In Kristofferson’s song they break apart with the phrase “Then somewhere near Salinas, Lord, I let her slip away/She was lookin’ for the love I hope she’ll find” (Janis Joplin changed the words a bit.) Beeswing had a similar parting. The love was always transient for Bob Seger in Night Moves. Sal Paradise had some understanding of why he left. I wanted to dive a bit deeper into this, why they broke up, but still leave it open for the reader to insert themselves into the situation.
My first thought was of literature – he goes to the library and brings home books. This reveals a difference in background and outlook. But this didn’t do right by the woman. She may live in the country, but I wanted her full, not limited in education or outlook. This was also the moment that happens in almost every poem–when I remind myself I’m not writing a short story. I decided on photography as a way of illustrating differences in outlook and point of view. A camera could fit in a backpack, stay hidden, and later be revealed. I liked the possibilities it gave me for the final stanza.
So I had my story, themes, and a general idea of structure. Four stanzas, one of meeting, one of loving, one of breakup, one of remembering. I decided that a third-person POV gave the proper separation, me to the poem, the reader to the poem and author.
One morning I was ready, sat down, and wrote it.
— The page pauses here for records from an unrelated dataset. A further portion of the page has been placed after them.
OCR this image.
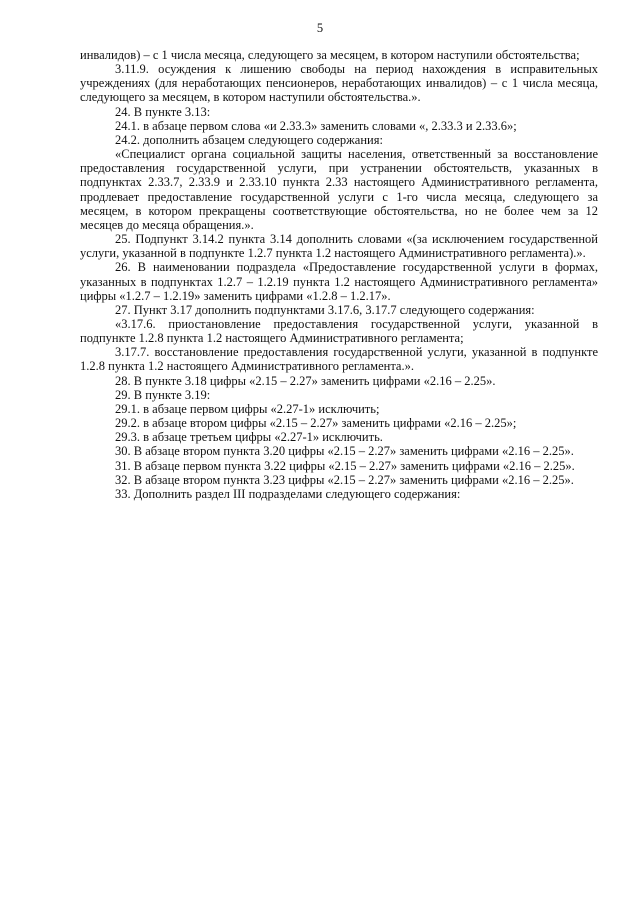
5

инвалидов) – с 1 числа месяца, следующего за месяцем, в котором наступили обстоятельства;

3.11.9. осуждения к лишению свободы на период нахождения в исправительных учреждениях (для неработающих пенсионеров, неработающих инвалидов) – с 1 числа месяца, следующего за месяцем, в котором наступили обстоятельства.».

24. В пункте 3.13:

24.1. в абзаце первом слова «и 2.33.3» заменить словами «, 2.33.3 и 2.33.6»;

24.2. дополнить абзацем следующего содержания:

«Специалист органа социальной защиты населения, ответственный за восстановление предоставления государственной услуги, при устранении обстоятельств, указанных в подпунктах 2.33.7, 2.33.9 и 2.33.10 пункта 2.33 настоящего Административного регламента, продлевает предоставление государственной услуги с 1-го числа месяца, следующего за месяцем, в котором прекращены соответствующие обстоятельства, но не более чем за 12 месяцев до месяца обращения.».

25. Подпункт 3.14.2 пункта 3.14 дополнить словами «(за исключением государственной услуги, указанной в подпункте 1.2.7 пункта 1.2 настоящего Административного регламента).».

26. В наименовании подраздела «Предоставление государственной услуги в формах, указанных в подпунктах 1.2.7 – 1.2.19 пункта 1.2 настоящего Административного регламента» цифры «1.2.7 – 1.2.19» заменить цифрами «1.2.8 – 1.2.17».

27. Пункт 3.17 дополнить подпунктами 3.17.6, 3.17.7 следующего содержания:

«3.17.6. приостановление предоставления государственной услуги, указанной в подпункте 1.2.8 пункта 1.2 настоящего Административного регламента;

3.17.7. восстановление предоставления государственной услуги, указанной в подпункте 1.2.8 пункта 1.2 настоящего Административного регламента.».

28. В пункте 3.18 цифры «2.15 – 2.27» заменить цифрами «2.16 – 2.25».

29. В пункте 3.19:

29.1. в абзаце первом цифры «2.27-1» исключить;

29.2. в абзаце втором цифры «2.15 – 2.27» заменить цифрами «2.16 – 2.25»;

29.3. в абзаце третьем цифры «2.27-1» исключить.

30. В абзаце втором пункта 3.20 цифры «2.15 – 2.27» заменить цифрами «2.16 – 2.25».

31. В абзаце первом пункта 3.22 цифры «2.15 – 2.27» заменить цифрами «2.16 – 2.25».

32. В абзаце втором пункта 3.23 цифры «2.15 – 2.27» заменить цифрами «2.16 – 2.25».

33. Дополнить раздел III подразделами следующего содержания:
There was editing – there is always editing – but the poem largely came out in one sitting. Their conversation about ruthless people and lying was a surprise to me. It was completely unplanned; it came in the moment. I just heard the words “Ruthless people are lying” flow out of her mouth. Even to me, it’s a bit oblique, but I respect those moments and left it as written.
The second stanza needed physical sensuality. I remembered a line from the song Talk It Up, by the wonderful musician/songwriter, Sammy Rae: “I got sugar on my skin.” I didn’t want to steal it (OK, I kind of did), but it inspired “she took the salt from his skin.” Homage is a recurring theme in this poem (thank you Sammy!) The indents were also added in editing, they help with the flow.